Dr. Morog reviewed Dillenbeck's medical records, including Dr. Moore's report, and opined that Dillenbeck suffered mild restrictions in activities of daily living, moderate difficulties in maintaining social functioning, and mild difficulties in maintaining concentration, persistence, or pace. ( Id. at 220.) Dr. Morog explained that Dillenbeck had not been seen in outpatient psychiatric or psychological services as an adult, although she had been treated by her primary care physician for anxiety and occasional depressive symptoms. ( Id. at 222.) Further, Dr. Morog noted that Dillenbeck's complaints to Dr. Moore that she cannot leave her home unaccompanied, were not reported in her treating sources' notes. ( Id. ) Additionally, the results of Dr. Moore's mental status examination were within normal limits except for Dillenbeck's motor behavior, which was slightly restless. ( Id. ) Dr. Morog highlighted the fact that Dillenbeck's "mood was euthymic, she laughed and smiled appropriately, and there was no evidence of significant anxiety within the [consultative examination] setting." ( Id. ) Ultimately, Dr. Morog opined that, although Dillenbeck's allegations of complete inability to function outside of her home were not supported by the medical evidence, the record as a hole indicates that Dillenbeck suffers "a severe psychiatric diagnosis that causes mild to moderate impairment in adaptive and functional abilities." ( Id. ) However, Dr. Morog concluded that the medical evidence did not support an impairment of sufficient severity to establish disability. ( Id. )

Because the only medical opinions of record indicate that Dillenbeck's suffered more than mild limitation in the area of social functioning, the ALJ erred in finding that her mental impairment was not severe. See Balsamo v. Chater, 142 F.3d 75, 81 (2d Cir. 1998) ("[A]n [ALJ] is free to resolve issues of credibility as to lay testimony or to choose between properly submitted medical opinions, [but s]he is not free to set h[er] own expertise against that of a physician who [submitted an opinion to or] testified before h[er].'" (quoting McBrayer v. Sec'y of Health and Human Servs., 712 F.2d 795, 799 (2d Cir. 1983))). Because it is not clear whether the ALJ would have arrived at the same conclusion regarding Dillenbeck's RFC had she properly evaluated the severity of her mental impairment, remand is required. Cf. Johnson v. Bowen, 817 F.2d 983, 986 (2d Cir. 1987) (explaining that the need for agency reconsideration gives way "where application of the correct legal principles to the record could lead to only one conclusion").

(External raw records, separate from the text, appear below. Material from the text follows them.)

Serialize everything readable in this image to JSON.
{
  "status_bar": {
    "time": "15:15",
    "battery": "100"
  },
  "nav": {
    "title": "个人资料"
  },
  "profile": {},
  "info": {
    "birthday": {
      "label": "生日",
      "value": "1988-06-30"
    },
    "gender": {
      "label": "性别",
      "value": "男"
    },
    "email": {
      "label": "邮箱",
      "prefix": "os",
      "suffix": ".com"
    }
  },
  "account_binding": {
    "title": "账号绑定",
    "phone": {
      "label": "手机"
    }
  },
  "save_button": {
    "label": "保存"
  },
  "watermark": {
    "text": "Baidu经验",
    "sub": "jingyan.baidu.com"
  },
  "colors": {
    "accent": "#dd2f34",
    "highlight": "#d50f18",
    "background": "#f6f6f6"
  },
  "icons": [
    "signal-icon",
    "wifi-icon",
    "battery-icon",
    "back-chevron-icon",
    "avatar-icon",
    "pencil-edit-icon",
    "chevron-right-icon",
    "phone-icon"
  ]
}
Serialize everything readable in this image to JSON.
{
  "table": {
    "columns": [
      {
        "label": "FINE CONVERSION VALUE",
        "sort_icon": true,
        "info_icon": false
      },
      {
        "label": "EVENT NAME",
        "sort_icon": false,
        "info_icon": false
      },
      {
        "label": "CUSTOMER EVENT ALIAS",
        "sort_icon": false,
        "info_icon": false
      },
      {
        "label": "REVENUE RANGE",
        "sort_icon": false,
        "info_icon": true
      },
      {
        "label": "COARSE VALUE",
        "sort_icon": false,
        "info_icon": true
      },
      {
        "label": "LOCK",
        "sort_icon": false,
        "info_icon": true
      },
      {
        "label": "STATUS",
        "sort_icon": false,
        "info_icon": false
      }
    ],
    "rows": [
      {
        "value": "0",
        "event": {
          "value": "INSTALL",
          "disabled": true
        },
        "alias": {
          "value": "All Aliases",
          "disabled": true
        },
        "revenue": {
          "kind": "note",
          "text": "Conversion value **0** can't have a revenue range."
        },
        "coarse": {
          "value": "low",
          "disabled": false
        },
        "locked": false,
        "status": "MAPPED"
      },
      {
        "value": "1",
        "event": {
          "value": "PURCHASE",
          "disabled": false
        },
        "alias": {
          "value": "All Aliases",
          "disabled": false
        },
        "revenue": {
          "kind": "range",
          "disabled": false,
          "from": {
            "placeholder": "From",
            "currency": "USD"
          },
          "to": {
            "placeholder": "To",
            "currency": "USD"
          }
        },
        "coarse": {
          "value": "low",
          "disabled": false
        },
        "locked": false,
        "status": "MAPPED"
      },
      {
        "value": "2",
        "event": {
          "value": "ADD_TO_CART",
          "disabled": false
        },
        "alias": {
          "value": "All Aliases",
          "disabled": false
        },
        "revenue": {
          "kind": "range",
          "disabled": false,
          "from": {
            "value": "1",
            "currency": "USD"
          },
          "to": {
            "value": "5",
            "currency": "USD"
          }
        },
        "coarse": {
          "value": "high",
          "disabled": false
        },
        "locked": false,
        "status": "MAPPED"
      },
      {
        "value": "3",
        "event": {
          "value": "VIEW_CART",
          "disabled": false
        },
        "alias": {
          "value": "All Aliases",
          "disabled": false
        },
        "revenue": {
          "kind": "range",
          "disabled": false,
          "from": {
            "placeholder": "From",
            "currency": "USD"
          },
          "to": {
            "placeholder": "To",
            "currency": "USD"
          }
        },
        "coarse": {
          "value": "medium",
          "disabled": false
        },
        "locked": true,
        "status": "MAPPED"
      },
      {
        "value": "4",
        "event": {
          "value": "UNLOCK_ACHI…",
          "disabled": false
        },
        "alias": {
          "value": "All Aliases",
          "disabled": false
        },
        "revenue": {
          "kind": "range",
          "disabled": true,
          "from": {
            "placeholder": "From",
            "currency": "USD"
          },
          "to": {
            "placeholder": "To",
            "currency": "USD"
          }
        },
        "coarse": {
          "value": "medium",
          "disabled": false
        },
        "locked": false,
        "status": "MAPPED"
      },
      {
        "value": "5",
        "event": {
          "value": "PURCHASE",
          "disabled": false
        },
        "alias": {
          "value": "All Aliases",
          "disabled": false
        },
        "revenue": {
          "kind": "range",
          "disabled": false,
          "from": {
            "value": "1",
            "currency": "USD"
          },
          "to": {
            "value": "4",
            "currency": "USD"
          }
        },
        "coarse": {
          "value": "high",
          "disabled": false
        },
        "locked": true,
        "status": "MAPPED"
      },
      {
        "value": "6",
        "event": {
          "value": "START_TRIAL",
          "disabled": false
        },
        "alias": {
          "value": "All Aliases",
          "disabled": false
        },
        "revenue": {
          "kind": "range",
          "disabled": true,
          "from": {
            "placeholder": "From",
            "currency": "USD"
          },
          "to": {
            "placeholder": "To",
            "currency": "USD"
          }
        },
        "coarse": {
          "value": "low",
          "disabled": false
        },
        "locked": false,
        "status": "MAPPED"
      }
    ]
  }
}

B. Remaining Findings and Conclusions

Because Dillenbeck's remaining contentions, (Dkt. No. 11 at 15-25), may be impacted by the subsequent proceedings directed by this Order, it would be improper for the court to consider them at this juncture.

VII. Conclusion

WHEREFORE, for the foregoing reasons, it is hereby

ORDERED that the decision of the Commissioner is REVERSED and REMANDED pursuant to sentence four of 42 U.S.C. § 405(g) for proceedings consistent with this Order; and it is further

ORDERED that the Clerk close this case and provide a copy of this Memorandum-Decision and Order to the parties.